Columnist Carrie N. Baker: Increasing gender equity through abortion pills on campus

  • State Rep. Lindsay Sabadosa, D-Northampton, has co-sponsored a bill that would ensure safe, equitable and affordable access to abortion pills at public university health centers in Massachusetts. Gazette file photo

Published: 6/23/2021 4:42:15 PM

For many college students, access to abortion health care is critical for continuing their education, but unnecessary barriers place heavy burdens on students seeking this care.

Legislation recently introduced by Rep. Lindsay Sabadosa, D-Northampton, and Sen. Jason Lewis, D-Winchester, would decrease these barriers. H2399/S1470 would ensure safe, equitable and affordable access to abortion pills at public university health centers in Massachusetts.

Abortion pills are a safe, effective, non-surgical method of ending a pregnancy in the first 10 weeks. Patients obtain pills from a medical provider, but take them at home. Although student health insurance plans cover the cost of abortion in Massachusetts, campus health services do not provide this service. This forces students to travel off campus to obtain abortion pills, sometimes requiring them to travel long distances on public transportation because of the limited number of abortion providers in the state with large geographic gaps. University health centers could easily provide this service.

I researched how many students are likely affected by the lack of medication abortion services on campuses and what burdens they experience. I found that between 40 and 64 public university students in Massachusetts obtain medication abortions each month. That’s 480 to 768 students each year. I then measured the distance from each of Massachusetts’ 13 four-year public university campuses to the nearest abortion clinic, and calculated the distance and travel times by public transportation between the campuses and nearest clinics.

The results are that students have to travel between 2 and 42 miles to obtain abortion pill at off-campus clinics. If a student has to use public transportation, this travel can take between 18 and 400 minutes one way to reach the closest abortion clinic. As many as 93% of students at these universities were more than 30 minutes from the closest abortion facility via public transportation.

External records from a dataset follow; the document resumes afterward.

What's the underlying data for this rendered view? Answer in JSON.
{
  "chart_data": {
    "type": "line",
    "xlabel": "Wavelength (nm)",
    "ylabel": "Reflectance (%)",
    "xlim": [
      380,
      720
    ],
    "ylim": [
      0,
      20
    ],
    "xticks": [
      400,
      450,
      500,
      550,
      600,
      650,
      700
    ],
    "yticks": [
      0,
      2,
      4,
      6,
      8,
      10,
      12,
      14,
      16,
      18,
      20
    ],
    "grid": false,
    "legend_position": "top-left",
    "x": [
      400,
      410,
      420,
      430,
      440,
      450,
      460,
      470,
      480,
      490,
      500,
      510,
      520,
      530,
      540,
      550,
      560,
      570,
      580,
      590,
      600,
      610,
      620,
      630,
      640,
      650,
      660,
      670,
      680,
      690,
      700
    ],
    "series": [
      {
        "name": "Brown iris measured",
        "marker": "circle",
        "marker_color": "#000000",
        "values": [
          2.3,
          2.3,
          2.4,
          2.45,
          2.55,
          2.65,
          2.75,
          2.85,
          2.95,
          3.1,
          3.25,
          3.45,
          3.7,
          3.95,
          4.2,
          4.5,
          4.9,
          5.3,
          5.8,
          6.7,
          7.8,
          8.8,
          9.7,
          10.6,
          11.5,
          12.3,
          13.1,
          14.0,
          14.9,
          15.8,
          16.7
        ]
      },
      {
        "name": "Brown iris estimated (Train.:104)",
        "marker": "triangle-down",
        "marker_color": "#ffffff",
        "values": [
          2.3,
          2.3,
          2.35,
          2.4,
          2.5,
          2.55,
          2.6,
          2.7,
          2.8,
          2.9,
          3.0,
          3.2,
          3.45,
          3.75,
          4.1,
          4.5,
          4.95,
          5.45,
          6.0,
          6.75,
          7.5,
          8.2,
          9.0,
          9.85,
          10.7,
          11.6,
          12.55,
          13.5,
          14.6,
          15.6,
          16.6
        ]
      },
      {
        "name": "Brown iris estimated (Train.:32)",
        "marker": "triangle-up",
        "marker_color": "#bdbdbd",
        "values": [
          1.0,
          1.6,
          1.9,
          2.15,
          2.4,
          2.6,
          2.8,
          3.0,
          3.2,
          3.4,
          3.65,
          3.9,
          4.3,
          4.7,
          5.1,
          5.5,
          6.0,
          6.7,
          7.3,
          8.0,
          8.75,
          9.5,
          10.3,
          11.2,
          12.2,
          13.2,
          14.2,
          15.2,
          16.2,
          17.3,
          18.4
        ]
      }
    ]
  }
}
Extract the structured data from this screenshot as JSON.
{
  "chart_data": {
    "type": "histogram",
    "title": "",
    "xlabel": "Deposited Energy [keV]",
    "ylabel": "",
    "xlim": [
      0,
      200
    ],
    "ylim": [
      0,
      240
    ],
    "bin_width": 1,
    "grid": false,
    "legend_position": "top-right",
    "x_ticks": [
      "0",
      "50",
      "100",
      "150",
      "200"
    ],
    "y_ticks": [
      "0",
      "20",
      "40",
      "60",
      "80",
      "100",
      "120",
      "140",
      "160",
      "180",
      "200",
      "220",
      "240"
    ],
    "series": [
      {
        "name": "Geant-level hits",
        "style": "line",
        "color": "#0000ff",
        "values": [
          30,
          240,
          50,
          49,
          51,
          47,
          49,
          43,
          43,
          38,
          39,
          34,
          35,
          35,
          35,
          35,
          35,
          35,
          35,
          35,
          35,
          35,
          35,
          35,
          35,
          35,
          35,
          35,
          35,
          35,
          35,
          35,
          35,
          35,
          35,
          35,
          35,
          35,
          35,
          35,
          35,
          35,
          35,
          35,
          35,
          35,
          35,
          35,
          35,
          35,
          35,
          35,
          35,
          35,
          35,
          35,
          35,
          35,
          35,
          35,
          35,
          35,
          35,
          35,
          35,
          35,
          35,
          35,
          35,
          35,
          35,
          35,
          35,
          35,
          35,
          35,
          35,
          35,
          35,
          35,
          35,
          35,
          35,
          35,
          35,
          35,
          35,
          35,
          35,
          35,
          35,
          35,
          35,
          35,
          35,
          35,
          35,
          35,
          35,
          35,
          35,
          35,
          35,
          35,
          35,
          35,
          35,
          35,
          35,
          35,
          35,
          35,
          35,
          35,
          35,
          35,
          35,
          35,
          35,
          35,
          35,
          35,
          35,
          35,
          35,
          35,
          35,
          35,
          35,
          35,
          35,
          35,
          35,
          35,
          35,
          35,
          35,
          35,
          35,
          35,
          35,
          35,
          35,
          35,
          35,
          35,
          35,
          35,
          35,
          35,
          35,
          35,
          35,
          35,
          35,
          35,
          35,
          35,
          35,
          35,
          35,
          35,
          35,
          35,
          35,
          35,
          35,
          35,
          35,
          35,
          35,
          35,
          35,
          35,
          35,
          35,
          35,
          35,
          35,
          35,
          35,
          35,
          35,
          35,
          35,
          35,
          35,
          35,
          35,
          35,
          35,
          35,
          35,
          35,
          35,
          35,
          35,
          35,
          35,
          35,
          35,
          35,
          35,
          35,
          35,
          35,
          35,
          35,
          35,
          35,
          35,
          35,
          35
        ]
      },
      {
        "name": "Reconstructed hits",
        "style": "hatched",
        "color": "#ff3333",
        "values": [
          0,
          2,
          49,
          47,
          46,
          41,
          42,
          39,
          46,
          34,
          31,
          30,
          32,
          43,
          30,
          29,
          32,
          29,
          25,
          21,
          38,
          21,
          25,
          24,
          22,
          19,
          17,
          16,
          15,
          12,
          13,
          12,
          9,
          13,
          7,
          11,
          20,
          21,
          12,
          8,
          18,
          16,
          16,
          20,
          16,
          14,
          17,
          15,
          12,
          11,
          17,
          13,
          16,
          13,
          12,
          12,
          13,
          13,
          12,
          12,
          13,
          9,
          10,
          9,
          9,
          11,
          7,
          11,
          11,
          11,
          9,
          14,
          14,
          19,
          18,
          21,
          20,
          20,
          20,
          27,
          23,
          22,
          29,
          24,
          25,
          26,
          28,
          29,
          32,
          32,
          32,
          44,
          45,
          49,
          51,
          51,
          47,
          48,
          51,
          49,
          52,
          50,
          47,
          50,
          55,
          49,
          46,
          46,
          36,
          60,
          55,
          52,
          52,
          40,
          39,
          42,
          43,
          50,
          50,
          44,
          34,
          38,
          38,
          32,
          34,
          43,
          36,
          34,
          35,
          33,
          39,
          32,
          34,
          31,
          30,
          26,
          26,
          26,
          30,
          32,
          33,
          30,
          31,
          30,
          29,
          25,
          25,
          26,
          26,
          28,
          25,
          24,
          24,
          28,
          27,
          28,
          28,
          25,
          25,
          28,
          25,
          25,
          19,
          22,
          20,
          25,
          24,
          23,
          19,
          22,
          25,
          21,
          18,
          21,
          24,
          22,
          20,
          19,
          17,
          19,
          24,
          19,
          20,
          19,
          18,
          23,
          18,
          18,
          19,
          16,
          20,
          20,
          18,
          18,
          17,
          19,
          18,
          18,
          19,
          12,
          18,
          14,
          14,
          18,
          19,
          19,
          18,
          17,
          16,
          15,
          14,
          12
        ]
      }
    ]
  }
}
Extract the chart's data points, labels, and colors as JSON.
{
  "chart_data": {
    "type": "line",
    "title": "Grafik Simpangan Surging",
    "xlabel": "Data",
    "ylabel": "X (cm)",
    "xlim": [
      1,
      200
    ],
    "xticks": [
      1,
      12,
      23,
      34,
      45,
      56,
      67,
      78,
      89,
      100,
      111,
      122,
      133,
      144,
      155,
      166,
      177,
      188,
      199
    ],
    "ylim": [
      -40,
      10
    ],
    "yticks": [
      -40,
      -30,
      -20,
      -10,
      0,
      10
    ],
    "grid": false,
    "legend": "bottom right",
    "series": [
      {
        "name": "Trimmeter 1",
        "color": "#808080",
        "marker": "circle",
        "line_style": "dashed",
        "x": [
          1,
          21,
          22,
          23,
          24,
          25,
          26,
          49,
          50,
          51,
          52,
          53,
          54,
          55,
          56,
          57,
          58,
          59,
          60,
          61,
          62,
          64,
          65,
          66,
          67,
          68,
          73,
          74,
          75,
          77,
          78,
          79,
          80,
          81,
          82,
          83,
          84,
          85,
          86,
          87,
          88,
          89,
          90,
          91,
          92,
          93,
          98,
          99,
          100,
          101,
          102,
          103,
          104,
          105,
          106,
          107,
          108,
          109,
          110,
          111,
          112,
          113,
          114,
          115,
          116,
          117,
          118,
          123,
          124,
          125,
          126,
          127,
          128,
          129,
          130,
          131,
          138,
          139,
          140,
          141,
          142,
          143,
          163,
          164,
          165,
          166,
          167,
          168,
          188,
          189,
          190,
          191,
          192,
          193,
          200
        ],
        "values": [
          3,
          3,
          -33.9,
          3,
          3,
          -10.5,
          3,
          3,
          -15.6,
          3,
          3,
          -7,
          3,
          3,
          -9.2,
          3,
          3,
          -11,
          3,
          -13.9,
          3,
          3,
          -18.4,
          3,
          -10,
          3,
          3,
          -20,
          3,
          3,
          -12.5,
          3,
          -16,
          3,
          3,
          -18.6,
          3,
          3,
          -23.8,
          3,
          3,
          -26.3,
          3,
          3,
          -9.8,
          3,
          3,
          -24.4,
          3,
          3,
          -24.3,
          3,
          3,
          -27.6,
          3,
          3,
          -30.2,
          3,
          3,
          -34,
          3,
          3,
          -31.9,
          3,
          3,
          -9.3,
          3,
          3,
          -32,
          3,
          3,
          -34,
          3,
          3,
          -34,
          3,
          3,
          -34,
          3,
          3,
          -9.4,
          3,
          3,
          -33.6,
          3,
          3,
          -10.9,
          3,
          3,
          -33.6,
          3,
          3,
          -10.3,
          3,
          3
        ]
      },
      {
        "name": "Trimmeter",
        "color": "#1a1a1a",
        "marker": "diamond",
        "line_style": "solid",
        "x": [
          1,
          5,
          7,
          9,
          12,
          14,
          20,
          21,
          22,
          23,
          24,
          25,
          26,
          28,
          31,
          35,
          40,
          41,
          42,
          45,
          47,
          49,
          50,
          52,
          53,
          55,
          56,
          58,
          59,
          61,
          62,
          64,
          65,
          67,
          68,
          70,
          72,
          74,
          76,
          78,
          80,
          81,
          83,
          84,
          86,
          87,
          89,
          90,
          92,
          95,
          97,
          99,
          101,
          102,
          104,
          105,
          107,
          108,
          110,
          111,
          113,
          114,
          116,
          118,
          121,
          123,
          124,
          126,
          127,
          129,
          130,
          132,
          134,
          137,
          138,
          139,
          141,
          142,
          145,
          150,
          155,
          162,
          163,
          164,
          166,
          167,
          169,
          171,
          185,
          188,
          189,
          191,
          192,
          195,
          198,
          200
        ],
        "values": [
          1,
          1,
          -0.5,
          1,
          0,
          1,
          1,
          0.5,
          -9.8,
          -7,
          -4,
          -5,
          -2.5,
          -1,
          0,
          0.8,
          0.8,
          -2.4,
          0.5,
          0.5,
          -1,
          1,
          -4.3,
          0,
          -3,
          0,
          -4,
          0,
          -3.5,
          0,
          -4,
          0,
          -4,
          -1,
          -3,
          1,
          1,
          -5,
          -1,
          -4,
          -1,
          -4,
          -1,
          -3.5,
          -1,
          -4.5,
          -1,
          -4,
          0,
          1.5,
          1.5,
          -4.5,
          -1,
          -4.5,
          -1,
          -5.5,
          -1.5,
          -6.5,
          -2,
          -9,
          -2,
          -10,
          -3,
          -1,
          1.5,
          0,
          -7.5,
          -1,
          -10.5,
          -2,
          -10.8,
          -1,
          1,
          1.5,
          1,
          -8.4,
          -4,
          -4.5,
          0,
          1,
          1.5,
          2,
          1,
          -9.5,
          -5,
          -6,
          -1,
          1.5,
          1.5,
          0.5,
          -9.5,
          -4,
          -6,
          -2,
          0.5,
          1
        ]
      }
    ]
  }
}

Students from University of Massachusetts Amherst, for example, have to travel 25 miles to reach the closest abortion provider, Planned Parenthood of Western Massachusetts in Springfield. If they have to take public transportation, the bus ride is 2 hours and 18 minutes one way. To travel to the clinic, obtain the health care they need, and travel home by bus takes almost a full day — time few students have to spare between classes, jobs and other activities. And it’s unnecessary because abortion pills are safe to use, simple to administer, and could be easily offered on campus.

The burdens caused by forcing students off campus to obtain abortion pills fall disproportionately on women, transgender and gender non-conforming students, lower income students, students of color, and those with other family or work responsibilities that place demands on their time and finances. These students are less likely to have the resources to travel long distances to obtain the health care they need.

Increasing access to medication abortion is critical for gender equity as well as racial and economic justice for Massachusetts college students. According to the Guttmacher Institute, almost 40% of women seeking abortion health care do so because having a child would interfere with their education. Research shows that access to contraception and abortion improve women’s educational attainment. Women who have a child while in college are less likely to graduate than those who do not, and 89% of students say that having a child while in school would make it harder to achieve their goals.

Although telemedicine abortion is now available in Massachusetts, the option of receiving in-person care on campus should also be available to all students. Students deserve to have a familiar place to access the abortion health care they need with nurses and doctors they already know and who have their medical records. Students should not have to get on buses and travel long distances to pick up an abortion pill from strangers.

And they should not have to hunt for abortion clinics to get the health care they need. On-campus health services vary in the amount of information they provide about how to find abortion health care off campus, which often leaves students in the position of having to figure out how to obtain care on their own. This puts students at an increased risk of reaching out to one of the many anti-abortion centers masquerading as reproductive health clinics that target college students, which delays or may even prevent access to real health care.

In 2019, California passed a law requiring public universities to offer abortion pills. Massachusetts should do the same. This law would ensure that our public university students can access this safe medication without undue obstacles. If you believe that people should have the right to control their own bodies and make the choices that are best for them without undue burdens, please support this bill. It’s a step toward greater gender equity for college students in Massachusetts.

Carrie N. Baker is a professor in the Program for the Study of Women and Gender at Smith College and a contributing editor to Ms. Magazine.